What first got you interested in working in the Fab Lab? How did you get started on this project?
I previously ran a company in high school and college, where I handcrafted bespoke wooden clocks, bowls and pens. When I moved over to the US, I wanted to keep doing something along those lines. I reached out to Matt Leevy from the Innovation Lab who happened to have a new project he was working on; it was perfect timing. Myself and Jeff were very happy to get involved in it. Matt had come up with the idea for Blockify, but didn’t have enough time to dedicate to it. That’s where our involvement in the project started.
What is Blockify?
We create modular flat-pack wooden blocks that can be used to assemble furniture, desks and walls. It’s a very adaptable concept that can be taken down a few different paths, but we decided to focus on startup offices as our beachhead market. Startups are very dynamic environments that need to be collaborative. Office space should mimic the constant change that startups undergo and adapt as the needs of the company change, which is where the flexibility of our product comes in. Other avenues that were considered included producing easily assembled homes for people in developing countries. It’s a very exciting idea, but being based out of Innovation Park made startups the perfect market to start with.

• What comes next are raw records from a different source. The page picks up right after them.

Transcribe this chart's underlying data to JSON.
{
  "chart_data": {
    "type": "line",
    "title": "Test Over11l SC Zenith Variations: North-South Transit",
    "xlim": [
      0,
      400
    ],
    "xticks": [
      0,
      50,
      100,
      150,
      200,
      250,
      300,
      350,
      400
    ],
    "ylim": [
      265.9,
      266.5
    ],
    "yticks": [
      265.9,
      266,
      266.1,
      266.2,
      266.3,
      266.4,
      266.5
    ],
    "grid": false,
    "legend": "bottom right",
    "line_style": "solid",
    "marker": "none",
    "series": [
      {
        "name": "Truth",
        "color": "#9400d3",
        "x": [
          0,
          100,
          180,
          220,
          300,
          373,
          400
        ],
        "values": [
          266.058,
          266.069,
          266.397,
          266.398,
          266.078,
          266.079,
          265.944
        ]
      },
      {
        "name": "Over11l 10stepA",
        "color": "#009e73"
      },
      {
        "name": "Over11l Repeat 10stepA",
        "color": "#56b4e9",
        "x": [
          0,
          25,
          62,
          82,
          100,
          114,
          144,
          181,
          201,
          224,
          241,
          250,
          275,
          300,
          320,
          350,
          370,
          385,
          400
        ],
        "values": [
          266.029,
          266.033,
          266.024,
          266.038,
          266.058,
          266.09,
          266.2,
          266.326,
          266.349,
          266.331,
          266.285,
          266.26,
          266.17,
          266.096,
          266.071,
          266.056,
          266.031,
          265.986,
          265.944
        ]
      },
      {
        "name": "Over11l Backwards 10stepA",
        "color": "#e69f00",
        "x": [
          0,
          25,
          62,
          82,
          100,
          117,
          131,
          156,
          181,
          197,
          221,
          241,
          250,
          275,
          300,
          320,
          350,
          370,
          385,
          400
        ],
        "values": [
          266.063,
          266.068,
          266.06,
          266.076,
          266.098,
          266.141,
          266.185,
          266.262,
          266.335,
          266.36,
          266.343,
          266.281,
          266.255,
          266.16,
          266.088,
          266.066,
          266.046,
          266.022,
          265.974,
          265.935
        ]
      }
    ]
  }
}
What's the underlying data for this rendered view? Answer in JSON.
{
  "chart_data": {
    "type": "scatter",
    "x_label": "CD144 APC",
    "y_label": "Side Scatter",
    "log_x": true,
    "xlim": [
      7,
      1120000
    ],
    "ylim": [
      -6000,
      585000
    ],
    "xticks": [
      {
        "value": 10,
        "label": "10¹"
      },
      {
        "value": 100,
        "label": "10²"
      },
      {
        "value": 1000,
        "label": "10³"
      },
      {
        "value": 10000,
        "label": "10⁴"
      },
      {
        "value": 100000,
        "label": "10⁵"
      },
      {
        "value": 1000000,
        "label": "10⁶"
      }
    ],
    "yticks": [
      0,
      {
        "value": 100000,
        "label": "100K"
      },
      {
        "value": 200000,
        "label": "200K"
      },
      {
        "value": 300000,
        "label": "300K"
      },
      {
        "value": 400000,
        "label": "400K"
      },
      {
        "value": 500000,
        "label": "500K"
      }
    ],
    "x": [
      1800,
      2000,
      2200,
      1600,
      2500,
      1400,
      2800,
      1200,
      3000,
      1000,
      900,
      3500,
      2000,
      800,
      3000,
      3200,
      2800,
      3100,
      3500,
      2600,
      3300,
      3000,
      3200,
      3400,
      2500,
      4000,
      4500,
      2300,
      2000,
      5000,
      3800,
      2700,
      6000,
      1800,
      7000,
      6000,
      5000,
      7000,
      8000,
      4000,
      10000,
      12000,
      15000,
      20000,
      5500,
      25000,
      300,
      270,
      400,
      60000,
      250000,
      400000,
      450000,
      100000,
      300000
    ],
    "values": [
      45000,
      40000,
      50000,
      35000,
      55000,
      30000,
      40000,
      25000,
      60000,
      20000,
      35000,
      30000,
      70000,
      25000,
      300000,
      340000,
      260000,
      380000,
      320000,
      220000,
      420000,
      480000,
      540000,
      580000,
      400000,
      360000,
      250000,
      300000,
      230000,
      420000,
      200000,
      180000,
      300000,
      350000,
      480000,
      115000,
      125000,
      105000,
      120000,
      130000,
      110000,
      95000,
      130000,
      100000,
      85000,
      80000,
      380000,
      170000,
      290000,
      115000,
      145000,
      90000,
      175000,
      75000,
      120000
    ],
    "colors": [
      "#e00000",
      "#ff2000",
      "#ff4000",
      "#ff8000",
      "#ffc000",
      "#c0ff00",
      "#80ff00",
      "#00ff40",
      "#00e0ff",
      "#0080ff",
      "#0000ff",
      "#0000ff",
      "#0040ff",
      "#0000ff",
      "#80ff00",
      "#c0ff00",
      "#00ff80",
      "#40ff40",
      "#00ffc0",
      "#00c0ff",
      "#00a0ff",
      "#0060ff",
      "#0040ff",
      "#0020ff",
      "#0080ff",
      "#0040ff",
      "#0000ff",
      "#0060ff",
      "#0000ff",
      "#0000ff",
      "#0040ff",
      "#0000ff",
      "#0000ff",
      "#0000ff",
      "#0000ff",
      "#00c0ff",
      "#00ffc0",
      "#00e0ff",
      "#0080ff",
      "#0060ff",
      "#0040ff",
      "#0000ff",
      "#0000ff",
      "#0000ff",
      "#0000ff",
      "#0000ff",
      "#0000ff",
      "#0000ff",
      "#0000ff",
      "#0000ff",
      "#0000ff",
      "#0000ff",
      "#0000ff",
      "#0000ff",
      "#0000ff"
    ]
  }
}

Who’s on the team right now?
The Blockify team right now consists of Matt Leevy, Jeff Riney, Ryan Kreager and myself. Because it’s a startup, we don’t have any defined roles yet – we only started about 3 weeks ago so we’re still deciding the direction to go with the company. Matt is very much experimenting with the design and build of the blocks because he’s based in the Innovation Lab. We’ve gone through a few iterations of the blocks based on feedback from workshops and potential customers. Jeff and I pitched the company last week to the IDEA Center, which was interesting because I’m a Venture Coach and usually I’m on the other side listening to the pitches. We have been busy brainstorming the beachhead market to go through, as well as the design of the logo.
We also ran a workshop for the Office of Business Development at Notre Dame, where we invited their staff in to tour the lab and make some blocks and gadgets. We got a lot of feedback from this.
By getting more involved with the manufacturing we will be able to fulfill upcoming orders. Ryan Kreager from the IDEA Center is working on a website that will help move the company forward.
What were some of the challenges you found while working on this?
I think one of the main ones is that in the beginning of a startup, everything is a decision. We iterated over the name a few times, the market we were going to target as well as the design of the blocks. These blocks can serve so many functions like housing, sheds, couches, bed frames, desks, storage, and many others, that choosing one main market took a bit of discussion. You don’t want to choose too narrow a market but you also don’t want to spread yourself too thin either. Then we had to consider the design of the blocks themselves. So actually being able to make them easily assembled by regular people was pretty tough, but the incredible Matt Leevy took care of that.
Any other challenges?
I think that the main challenge is just getting a consensus from everyone as to the strategy going forward – as I mentioned, we have so many avenues to go down with this that we wanted to decide as a team and go full charge down one path instead of spreading ourselves too thin trying to chase multiple markets. The team meet every week and we have very productive meetings. We go in with a mindset to just get as much done as possible, and it’s been working well for us. So far things are going well and it’s been very interesting!
What are the next steps?
That’s another thing we’ve discussed. We’re hoping to potentially bring someone on to the team that could run this after myself and Jeff graduate. We’re also thinking about entering Race to Revenue, and we’re thinking of bringing another member onto the team to do that.
In terms of long term strategy, we want to focus on getting our product to market, and we also have some interesting things planned for IDEA Week in April to showcase just how versatile these blocks are. We’re talking with different people in startups, with the aim of doing some pilot projects to show how our blocks in action. That way, we can also get some product photography so we can sell online once the website is up and running.
Ultimately we need to balance our social mission with the need to make a profit from this company. We’ve discussed doing a partnership where, for example, for every 10 blocks we sell, one is donated to third world housing or some sort of homeless shelter. Of course, the details of that really need to be talked about, and there’s a lot of things we need to consider there but we feel there are really exciting ways to give back and make this something that contributes to the greater good.